There are those who say that the printing press, like a mirror that produces only false copies, is the enemy of the Unread Book. It is wise to remember, however, that even the most commonplace volume partakes of the substance of the Material Book. Out of that subtle affinity much has been dreamed. I have heard of holy fools who read with their legs stretched naked in the dust. They read from the sole of the foot upward, from the crown of the scalp downward. A book, they say, consists of nails, teeth, skin, tendon, marrow; of heart and lungs, liver, spleen, and kidneys, stomach and intestines; of the fire of the breath and the wind of the bowels; of sweat, spittle, tears, mucus, urine, bile, lymph, oil of the joints, and fluids of generation
.
They burrow into the book held warm and living in their hands, peel its leaves back like layers of flesh, come at last to blankness, a page of bone
.
I
t was inevitable that he would lose count, and so he did, somewhere past the twelve thousandth sheet. Still his pace did not slacken. Kirshner’s type continued to bring forth forme after forme, rising unbidden from the metal, and he continued to print, to cut into small folio pages, pausing only long enough to notice that the stack of paper which he had expected would soon overflow his work table did not seem to grow measurably once it had reached the thickness of a Bible, or one of Samuel Richardson’s novels. It occurred to him that this could only be possible if each sheet he cut from the roll of Finest Tortoise was thinner than the one before it. He wondered what he would find when he reached the innermost curl of the roll, if he ever did.
When he rested briefly from his labours he would ask his daughter if she wished to look through the sheets just printed.
Pica always declined, although she would watch him at his work, and once she asked how he would know when he was finished. He held up the apple she had just brought him for lunch.
– If the book was shaped like this, he said, would you ask that question?
She went away puzzling over that, and then realized that the solution, if there was one, did not matter as much as the fact that her father was answering her now in riddles.
He had begun to inhabit another world, a waning moon. His gaze went through things. On the rare occasions he spoke, his words came from a lunar distance. He was indifferent to food, and as usual barely slept, but now without apparently needing to sleep.
On the day he had set her the riddle of the book’s shape she returned later with coffee, and saw that the apple, shiny and unblemished a few hours before, now resembled one of the shrunken heads she had seen in the window of a curio shop in Canton.
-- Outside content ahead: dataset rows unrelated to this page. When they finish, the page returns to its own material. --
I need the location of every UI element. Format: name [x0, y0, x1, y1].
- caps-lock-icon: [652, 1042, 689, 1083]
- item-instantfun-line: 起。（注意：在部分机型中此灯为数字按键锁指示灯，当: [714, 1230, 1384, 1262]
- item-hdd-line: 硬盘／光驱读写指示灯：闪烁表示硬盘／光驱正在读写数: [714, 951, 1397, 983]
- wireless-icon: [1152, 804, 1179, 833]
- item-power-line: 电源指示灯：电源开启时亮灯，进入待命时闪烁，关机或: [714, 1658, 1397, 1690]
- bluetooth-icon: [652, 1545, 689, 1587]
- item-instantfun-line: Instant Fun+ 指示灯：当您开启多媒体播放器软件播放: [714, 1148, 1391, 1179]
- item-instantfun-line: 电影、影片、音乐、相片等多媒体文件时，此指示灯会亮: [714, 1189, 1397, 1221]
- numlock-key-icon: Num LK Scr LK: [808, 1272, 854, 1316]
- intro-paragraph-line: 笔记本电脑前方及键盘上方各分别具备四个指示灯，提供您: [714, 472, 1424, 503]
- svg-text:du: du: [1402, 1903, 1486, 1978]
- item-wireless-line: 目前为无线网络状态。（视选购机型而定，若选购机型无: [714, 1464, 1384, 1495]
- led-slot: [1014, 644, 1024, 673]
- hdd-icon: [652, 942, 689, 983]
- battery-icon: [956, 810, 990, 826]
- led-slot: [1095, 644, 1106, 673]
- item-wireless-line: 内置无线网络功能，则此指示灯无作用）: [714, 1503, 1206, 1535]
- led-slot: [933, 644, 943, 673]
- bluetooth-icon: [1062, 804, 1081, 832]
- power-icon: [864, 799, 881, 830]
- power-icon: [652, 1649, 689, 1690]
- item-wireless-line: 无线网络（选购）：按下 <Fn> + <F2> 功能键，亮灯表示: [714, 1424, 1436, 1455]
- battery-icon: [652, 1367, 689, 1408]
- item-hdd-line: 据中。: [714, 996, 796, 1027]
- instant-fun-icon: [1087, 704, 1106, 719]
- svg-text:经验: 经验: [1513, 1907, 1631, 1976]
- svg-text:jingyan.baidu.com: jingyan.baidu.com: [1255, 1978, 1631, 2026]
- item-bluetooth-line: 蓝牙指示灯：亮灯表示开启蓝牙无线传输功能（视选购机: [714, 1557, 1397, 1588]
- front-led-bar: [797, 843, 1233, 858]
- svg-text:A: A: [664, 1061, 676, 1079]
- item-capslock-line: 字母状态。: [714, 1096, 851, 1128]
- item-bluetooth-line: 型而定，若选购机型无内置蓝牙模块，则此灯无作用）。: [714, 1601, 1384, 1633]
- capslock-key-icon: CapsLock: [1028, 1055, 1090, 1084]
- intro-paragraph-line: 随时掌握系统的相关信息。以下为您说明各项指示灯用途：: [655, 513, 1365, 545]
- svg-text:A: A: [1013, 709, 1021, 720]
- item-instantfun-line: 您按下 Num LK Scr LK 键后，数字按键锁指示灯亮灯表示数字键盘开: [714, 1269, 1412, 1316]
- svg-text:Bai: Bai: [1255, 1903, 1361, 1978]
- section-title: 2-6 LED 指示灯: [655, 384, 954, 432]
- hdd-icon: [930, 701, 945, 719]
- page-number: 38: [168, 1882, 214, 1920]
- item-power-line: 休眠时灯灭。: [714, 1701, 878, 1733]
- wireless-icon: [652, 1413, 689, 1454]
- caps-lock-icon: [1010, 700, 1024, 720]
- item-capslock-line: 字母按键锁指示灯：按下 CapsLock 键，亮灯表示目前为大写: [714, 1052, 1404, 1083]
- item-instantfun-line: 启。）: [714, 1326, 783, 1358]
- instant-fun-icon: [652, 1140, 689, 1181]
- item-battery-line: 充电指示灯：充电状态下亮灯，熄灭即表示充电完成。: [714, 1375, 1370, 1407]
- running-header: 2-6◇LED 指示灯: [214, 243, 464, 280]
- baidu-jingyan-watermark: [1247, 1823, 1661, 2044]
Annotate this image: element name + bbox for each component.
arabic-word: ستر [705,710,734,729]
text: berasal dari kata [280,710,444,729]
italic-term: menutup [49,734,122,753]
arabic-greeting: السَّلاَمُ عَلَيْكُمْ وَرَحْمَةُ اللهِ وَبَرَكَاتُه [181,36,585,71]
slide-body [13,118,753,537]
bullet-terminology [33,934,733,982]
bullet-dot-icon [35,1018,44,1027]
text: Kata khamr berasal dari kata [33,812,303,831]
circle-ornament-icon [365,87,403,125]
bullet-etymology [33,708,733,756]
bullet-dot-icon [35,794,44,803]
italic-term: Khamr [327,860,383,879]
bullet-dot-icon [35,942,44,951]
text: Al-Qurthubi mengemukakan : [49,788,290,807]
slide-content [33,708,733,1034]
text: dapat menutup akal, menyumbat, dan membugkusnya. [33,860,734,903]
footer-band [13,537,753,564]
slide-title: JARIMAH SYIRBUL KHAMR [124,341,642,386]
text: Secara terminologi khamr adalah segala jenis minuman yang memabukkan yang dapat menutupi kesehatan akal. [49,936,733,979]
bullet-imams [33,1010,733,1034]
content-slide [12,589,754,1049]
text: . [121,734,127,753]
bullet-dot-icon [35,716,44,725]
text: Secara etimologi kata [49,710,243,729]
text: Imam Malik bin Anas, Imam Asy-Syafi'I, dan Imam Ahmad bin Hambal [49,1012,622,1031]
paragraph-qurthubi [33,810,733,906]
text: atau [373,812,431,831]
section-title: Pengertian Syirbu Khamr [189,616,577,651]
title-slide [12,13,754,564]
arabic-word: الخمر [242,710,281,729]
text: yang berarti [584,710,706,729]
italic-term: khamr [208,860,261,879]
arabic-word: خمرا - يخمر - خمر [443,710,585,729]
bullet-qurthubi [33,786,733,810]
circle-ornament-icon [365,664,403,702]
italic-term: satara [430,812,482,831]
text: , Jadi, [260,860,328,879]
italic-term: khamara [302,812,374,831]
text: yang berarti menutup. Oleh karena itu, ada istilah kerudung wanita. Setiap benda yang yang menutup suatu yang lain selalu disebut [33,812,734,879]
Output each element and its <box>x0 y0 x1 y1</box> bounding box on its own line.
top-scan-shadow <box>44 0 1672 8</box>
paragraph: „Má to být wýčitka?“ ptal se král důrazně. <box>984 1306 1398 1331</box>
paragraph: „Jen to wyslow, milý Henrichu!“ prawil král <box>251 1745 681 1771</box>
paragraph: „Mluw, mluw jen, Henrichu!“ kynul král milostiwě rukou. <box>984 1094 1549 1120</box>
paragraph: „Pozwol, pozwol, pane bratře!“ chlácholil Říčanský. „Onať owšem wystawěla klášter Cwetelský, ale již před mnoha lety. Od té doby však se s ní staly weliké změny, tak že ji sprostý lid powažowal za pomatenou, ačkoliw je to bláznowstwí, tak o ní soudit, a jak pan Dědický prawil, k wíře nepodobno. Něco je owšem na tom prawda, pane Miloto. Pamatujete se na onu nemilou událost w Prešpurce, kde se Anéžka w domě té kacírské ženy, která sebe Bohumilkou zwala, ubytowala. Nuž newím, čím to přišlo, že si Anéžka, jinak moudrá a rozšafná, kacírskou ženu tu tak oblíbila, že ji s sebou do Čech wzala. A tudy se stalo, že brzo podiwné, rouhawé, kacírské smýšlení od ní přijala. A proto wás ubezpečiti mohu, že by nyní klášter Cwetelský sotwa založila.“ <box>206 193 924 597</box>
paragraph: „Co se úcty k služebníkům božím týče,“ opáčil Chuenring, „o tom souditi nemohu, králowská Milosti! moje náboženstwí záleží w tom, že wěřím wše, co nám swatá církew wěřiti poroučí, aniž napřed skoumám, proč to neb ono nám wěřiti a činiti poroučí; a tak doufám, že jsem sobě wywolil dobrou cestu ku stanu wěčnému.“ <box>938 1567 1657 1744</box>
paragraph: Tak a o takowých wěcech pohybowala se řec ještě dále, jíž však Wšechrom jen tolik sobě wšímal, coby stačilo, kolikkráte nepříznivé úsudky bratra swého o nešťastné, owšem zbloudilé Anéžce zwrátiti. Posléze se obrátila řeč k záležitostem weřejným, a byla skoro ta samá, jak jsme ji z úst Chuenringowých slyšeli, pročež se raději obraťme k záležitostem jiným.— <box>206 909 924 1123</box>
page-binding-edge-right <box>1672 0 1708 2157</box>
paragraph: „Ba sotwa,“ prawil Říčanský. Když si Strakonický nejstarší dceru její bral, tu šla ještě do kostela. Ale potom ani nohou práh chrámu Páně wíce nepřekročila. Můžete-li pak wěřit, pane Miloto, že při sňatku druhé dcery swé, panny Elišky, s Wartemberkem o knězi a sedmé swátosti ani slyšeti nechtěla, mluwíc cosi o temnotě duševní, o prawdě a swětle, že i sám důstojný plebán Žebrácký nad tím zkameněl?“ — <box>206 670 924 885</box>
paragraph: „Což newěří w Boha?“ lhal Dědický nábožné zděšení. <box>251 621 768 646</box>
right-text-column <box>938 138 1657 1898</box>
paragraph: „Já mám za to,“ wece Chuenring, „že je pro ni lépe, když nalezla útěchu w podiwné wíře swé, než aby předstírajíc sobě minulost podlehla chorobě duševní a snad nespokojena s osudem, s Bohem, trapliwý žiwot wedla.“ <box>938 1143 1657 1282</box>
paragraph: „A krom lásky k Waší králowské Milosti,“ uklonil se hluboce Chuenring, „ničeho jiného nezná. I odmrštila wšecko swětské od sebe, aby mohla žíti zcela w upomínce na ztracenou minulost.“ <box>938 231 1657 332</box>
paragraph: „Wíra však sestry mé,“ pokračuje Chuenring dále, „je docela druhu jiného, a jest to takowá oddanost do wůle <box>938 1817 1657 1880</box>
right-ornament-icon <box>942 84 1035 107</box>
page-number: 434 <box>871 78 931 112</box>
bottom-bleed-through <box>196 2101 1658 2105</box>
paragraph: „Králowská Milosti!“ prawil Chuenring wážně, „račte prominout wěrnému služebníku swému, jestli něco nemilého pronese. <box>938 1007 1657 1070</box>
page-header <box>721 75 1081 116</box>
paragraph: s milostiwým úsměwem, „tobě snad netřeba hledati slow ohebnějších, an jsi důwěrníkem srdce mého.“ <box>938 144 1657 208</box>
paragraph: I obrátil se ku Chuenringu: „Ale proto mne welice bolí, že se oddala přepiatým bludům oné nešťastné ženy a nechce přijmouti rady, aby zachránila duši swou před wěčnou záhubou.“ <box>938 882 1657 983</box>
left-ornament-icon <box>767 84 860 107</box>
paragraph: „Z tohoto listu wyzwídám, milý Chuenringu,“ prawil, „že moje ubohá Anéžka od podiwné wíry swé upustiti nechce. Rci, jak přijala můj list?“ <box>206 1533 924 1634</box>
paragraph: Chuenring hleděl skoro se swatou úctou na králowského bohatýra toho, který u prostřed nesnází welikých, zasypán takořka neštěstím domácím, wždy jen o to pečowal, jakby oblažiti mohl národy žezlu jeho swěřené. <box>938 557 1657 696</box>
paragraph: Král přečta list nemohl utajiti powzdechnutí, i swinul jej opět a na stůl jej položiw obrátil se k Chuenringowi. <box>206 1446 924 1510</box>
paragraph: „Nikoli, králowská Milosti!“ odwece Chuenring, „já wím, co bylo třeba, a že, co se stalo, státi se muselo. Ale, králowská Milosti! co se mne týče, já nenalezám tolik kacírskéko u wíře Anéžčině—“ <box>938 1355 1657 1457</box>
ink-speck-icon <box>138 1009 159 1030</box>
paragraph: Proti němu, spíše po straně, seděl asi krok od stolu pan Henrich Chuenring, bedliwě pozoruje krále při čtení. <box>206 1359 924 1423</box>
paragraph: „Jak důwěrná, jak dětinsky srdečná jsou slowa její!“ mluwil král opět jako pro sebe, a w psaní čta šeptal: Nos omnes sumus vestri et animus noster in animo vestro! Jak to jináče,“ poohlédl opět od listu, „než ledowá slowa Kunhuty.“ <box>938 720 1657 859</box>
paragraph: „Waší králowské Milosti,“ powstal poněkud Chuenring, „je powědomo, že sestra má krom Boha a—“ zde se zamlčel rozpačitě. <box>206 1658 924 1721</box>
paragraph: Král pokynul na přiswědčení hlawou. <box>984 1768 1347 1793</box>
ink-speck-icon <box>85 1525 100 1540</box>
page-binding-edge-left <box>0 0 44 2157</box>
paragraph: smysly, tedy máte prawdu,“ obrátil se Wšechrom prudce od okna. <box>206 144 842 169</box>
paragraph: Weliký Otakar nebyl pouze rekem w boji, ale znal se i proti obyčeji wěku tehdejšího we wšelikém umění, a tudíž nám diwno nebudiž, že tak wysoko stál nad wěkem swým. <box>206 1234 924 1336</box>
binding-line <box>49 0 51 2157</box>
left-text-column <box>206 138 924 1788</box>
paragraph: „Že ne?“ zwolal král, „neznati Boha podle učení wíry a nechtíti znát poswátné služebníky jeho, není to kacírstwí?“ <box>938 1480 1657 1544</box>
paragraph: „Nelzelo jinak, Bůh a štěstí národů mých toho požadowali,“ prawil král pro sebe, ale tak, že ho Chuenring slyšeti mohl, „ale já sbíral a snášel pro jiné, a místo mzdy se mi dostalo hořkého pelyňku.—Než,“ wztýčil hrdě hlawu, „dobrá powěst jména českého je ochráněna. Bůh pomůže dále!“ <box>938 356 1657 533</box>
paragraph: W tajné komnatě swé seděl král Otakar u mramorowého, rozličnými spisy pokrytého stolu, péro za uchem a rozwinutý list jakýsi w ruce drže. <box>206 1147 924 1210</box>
After that revelation she found excuses to linger in the press room and silently observe. Candles burned down to stubs here twice as fast as they did anywhere else on the ship. The timbers of the press had begun to crack and warp. Cobwebs hung everywhere and an odour of ancient decay like that of the Abbé’s subterranean library clung to the room, even after she opened all the gunports and scrubbed the planks. When she watched Ludwig at the press she saw that the automaton’s movements had increased in speed to the point where, after a long run of printing, his fingertips were hot to the touch. A mosaic of hair-thin cracks had begun to appear all over his faded enamel.